Voila, une belle aventure qui restera, je pense, longtemps présente dans nos
mémoires. Merci Gégé et Evelyne de nous avoir permis de la vivre avec vous et
surtout bon vent à tous les 2 pour la suite !
Yves
La même transat des alizées vue par le skipper:
Mercredi 20 décembre
" allo, sommes bien arrivés aux Antilles, dans la matinée,
après 17 jours de navigation dans l'alizé. après 2500 miles
parcourus, Boisbarbu et son équipage sont en pleine forme. Juste une
avarie dans le gréement qui nous a mené en Martinique..."
Derrière ce message laconique laissé sur le répondeur téléphonique
familial se cache une aventure intense, aux émotions fortes, pendant
laquelle nous étions livrés à nous même à
travers cette énorme masse liquide qu'est l'océan.

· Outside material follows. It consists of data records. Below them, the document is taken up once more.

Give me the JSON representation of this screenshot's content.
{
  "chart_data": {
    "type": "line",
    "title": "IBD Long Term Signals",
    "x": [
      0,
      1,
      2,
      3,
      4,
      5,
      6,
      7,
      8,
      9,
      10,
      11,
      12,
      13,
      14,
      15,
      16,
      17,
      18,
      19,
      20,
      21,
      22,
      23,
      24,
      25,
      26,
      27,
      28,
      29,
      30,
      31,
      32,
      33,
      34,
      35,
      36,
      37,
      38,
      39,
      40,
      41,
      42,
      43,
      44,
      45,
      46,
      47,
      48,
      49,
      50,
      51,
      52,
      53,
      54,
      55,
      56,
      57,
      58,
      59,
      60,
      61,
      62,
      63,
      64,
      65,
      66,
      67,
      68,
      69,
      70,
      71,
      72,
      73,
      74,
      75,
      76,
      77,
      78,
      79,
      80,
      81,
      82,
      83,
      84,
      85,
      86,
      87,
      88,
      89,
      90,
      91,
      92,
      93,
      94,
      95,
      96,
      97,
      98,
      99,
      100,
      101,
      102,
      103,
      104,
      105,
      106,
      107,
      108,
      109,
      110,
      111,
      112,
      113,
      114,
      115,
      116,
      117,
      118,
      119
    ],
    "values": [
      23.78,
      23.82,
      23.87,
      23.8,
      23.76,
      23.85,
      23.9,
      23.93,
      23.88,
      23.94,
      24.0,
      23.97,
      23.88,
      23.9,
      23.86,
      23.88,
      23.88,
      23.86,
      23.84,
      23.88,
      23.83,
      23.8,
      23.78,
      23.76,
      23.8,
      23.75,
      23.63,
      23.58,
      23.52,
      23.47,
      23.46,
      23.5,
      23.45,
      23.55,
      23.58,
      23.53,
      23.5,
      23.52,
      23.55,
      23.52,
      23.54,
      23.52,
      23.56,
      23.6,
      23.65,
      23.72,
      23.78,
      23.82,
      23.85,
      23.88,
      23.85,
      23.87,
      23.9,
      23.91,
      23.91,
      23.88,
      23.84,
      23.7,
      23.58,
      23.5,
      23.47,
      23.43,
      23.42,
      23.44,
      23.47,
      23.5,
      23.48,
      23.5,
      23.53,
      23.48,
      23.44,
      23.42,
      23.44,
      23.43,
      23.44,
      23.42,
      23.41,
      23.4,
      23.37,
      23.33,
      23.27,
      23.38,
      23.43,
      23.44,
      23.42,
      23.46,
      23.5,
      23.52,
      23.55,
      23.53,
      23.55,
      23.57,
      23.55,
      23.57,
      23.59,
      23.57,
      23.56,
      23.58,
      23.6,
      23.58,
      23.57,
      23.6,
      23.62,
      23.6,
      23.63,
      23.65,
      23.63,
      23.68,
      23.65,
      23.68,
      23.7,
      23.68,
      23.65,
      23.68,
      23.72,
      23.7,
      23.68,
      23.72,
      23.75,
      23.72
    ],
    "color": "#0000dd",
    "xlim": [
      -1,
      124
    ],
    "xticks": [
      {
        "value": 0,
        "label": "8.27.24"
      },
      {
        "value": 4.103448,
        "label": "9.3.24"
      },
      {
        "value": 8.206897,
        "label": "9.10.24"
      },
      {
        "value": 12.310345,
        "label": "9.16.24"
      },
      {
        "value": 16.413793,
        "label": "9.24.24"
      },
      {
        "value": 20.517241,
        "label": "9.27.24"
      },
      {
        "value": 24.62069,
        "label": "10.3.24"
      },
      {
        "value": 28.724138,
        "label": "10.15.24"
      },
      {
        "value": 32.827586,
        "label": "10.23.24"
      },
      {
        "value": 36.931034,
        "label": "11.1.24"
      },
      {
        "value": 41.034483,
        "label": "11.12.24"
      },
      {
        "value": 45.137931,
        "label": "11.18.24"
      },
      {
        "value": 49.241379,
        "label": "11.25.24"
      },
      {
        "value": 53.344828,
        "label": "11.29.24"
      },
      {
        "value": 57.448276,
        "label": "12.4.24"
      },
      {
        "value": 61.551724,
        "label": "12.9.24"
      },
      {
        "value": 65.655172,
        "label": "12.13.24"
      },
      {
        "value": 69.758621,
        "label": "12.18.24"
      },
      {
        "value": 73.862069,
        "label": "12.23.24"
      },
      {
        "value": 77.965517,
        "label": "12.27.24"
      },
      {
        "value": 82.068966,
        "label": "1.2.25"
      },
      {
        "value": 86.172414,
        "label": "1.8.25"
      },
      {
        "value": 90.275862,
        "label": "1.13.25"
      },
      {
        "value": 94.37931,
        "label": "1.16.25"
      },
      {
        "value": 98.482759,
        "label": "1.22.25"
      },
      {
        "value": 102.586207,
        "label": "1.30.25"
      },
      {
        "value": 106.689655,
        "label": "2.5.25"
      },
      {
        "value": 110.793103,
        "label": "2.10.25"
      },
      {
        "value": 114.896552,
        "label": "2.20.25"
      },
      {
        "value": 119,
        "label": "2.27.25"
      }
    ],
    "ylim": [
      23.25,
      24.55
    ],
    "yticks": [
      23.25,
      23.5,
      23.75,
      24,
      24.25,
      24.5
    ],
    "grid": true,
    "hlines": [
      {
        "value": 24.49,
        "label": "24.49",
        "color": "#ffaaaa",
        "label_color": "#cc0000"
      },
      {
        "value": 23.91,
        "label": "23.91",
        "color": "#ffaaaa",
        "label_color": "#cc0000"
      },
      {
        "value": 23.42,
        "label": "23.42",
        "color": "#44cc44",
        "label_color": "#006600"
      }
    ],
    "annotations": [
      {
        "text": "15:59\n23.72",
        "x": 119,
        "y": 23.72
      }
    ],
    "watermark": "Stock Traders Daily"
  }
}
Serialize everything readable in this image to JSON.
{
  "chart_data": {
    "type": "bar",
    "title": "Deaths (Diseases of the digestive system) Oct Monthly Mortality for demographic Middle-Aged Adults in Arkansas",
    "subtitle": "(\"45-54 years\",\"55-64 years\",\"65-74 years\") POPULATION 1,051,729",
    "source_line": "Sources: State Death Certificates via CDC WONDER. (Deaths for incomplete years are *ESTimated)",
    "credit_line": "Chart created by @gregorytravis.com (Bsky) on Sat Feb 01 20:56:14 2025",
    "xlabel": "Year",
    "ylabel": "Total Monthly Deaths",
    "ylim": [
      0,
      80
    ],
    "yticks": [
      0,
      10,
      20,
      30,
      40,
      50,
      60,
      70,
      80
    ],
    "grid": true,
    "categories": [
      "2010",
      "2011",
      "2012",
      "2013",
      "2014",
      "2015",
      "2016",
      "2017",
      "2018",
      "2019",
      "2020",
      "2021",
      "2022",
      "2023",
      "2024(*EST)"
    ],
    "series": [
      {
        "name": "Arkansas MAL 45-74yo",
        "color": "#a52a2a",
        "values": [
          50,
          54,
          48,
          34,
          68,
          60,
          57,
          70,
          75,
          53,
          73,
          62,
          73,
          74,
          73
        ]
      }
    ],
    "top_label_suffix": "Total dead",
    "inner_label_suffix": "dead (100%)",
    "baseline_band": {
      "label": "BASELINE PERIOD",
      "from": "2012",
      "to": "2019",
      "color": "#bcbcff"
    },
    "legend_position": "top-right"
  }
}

Difficile, donc, de communiquer cette expérience. Le récit d'Yves
est excellent et retrace bien la traversée. Voici quelques compléments.
Les conséquences d'un choix
Le choix de l'itinéraire, par le Cap Vert, est lourd de conséquences.
Ce n'est pas un choix pratique mais plutôt le désir de coller à
des images reçues : la musique de césaria Evora, le volcan Fogo,
le charme de ces ïles Capverdiennes.
Arrivés dans l'archipel, il est dur de reculer et de modifier les conditions
de la transat. En effet, on ne trouve là ni accastillage, ni matériel
de rechange, ni professionnel du yachting, et très peu de nourriture
adaptée à l'avitaillement d'un voilier. Au Cap Vert, "les
jeux sont faits" et c'est la préparation initiale du bateau, ansi
que ce qu'il a subit pendant les étapes précédentes, qui
détermine la traversée.
L'avarie moteur (démarreur grillé) et la légère
déformation de l'étai nous inquiètaient mais nous n'avions
d'autre solution que de faire réparer tout cela au chantier le plus facile
à atteindre : les Antilles, de l'autre côté de l'Atlantique.
La remontée des 900 miles vers les Canaries face au vent eut, en effet,
été trop risquée pour le gréement. Vers l'est, un
atterissage sur la côte africaine était aussi inutile qu'incertain.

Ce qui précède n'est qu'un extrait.